Auth is part of the product boundary
AI auth should not be a clever browser trick.
A human can run an interactive login command in their own terminal. An agent should not drive the user’s browser, copy authorization codes, read cookies, or ask someone to paste a long-lived token into chat. The agent path needs a scoped, expiring, revocable credential handed off through a trusted UI, secret manager, environment variable, or CLI-approved token import flow.
That is less magical than “the agent logged in for you.” It is also easier to audit and revoke.
Once authenticated, the same product rules still apply. Hosted Cloud can add team permissions, entitlement checks, tenant context, audit, and policy. Self-hosted Appaloft can keep local control-plane ownership. Enterprise deployments can use private gateway and customer-managed credential patterns. Those differences belong in composition and adapters, not in a new agent-only deployment model.
Plan-first is what makes AI operations reviewable
AI agents are useful because they can turn vague intent into concrete next steps: deploy this repository, install PocketBase, diagnose why the generated URL is down, add storage, inspect a failed rollout.

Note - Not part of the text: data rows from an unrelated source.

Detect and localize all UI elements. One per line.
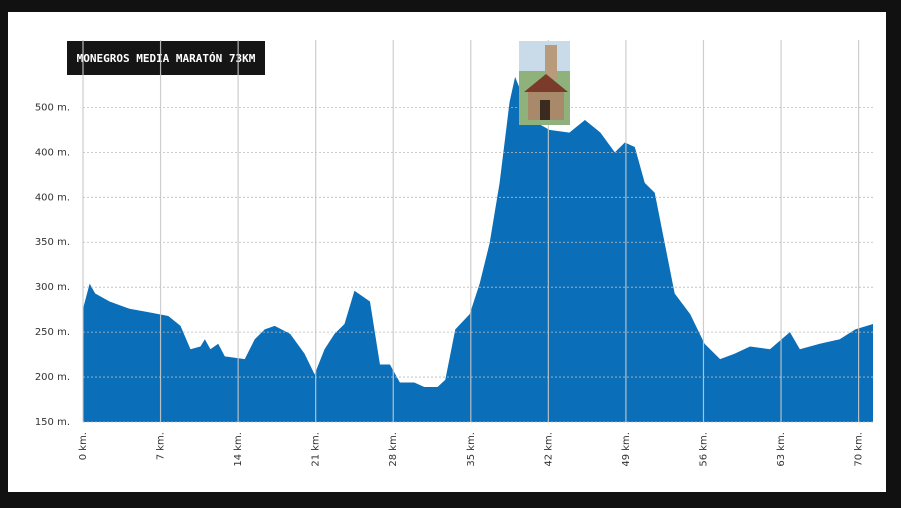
- title-box: [67, 41, 265, 75]
- x-tick-label: 63 km.: [776, 432, 787, 467]
- x-tick-label: 14 km.: [233, 432, 244, 467]
- photo-door: [540, 100, 550, 120]
- x-tick-label: 70 km.: [854, 432, 865, 467]
- x-tick-label: 49 km.: [621, 432, 632, 467]
- y-tick-label: 400 m.: [35, 192, 70, 203]
- photo: [519, 41, 570, 125]
- x-tick-label: 21 km.: [311, 432, 322, 467]
- y-tick-label: 250 m.: [35, 327, 70, 338]
- chart-title: MONEGROS MEDIA MARATÓN 73KM: [77, 52, 256, 65]
- y-tick-label: 150 m.: [35, 417, 70, 428]
- x-tick-label: 56 km.: [698, 432, 709, 467]
- photo-sky: [519, 41, 570, 71]
- photo-roof: [524, 74, 568, 92]
- y-tick-label: 500 m.: [35, 102, 70, 113]
- x-tick-label: 28 km.: [388, 432, 399, 467]
- x-tick-label: 7 km.: [156, 432, 167, 460]
- x-tick-label: 42 km.: [543, 432, 554, 467]
- y-tick-label: 200 m.: [35, 372, 70, 383]
- y-tick-label: 400 m.: [35, 147, 70, 158]
- photo-tower: [545, 45, 557, 80]
- y-tick-label: 350 m.: [35, 237, 70, 248]
- elevation-area: [83, 76, 873, 422]
- x-tick-label: 35 km.: [466, 432, 477, 467]
- y-tick-label: 300 m.: [35, 282, 70, 293]
- x-tick-label: 0 km.: [78, 432, 89, 460]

The dangerous version of that workflow is direct execution. The agent guesses a Docker command, calls a provider SDK, edits state, and then tries to explain what happened afterward.
Appaloft tries to make the intermediate fact visible:
- Identify the project, resource, server, environment, Blueprint, or static artifact.
- Produce a plan when the operation can create or change durable state.
- Show missing secrets, permissions, dependency bindings, and external-resource impact.
- Execute only after user or policy acceptance.
- Observe through events, logs, health checks, diagnostics, and access readback.
- Recover through explicit retry, redeploy, rollback, or repair commands.
That sequence is useful for humans too. AI is not the reason to build a control plane; AI makes the need harder to ignore.
The shape we want
The target architecture is plain:
- Skill: the agent-facing operating protocol
- MCP tools: typed calls into existing operations
- MCP resources: read-only context and documentation
- MCP prompts: reusable workflow sequencing
- Operation catalog: the shared product contract
- CommandBus and QueryBus: the application boundary that actually changes or reads state
- CLI, API, Web, and MCP: peer entrypoints into that same model
That shape leaves room for different deployments. A local developer may use the CLI. A GitHub workflow may use a deploy token. A desktop agent may use MCP stdio. A hosted agent may use a remote tool gateway. Cloud may add authz, audit, and entitlement. Enterprise may run a private gateway.
The important part is that deployment semantics do not fork at the moment an agent enters the picture.
The cost of keeping the boundary
This design creates work.
The operation catalog has to stay current. MCP descriptors need tests. Skill references need evals so the model does not drift into unsafe shortcuts. Auth guidance has to be explicit. Dangerous operations need annotations, confirmations, redaction, and idempotency rules. The CLI and Web Console must be able to explain the same facts that MCP returns to an agent.
That is a better cost than debugging an agent-only path at 2 a.m.
AI agents should be able to deploy, observe, and recover software. They should do it through the same control plane everyone else uses. In Appaloft, the skill teaches the route, MCP gives the callable surface, and the operation catalog keeps the product honest.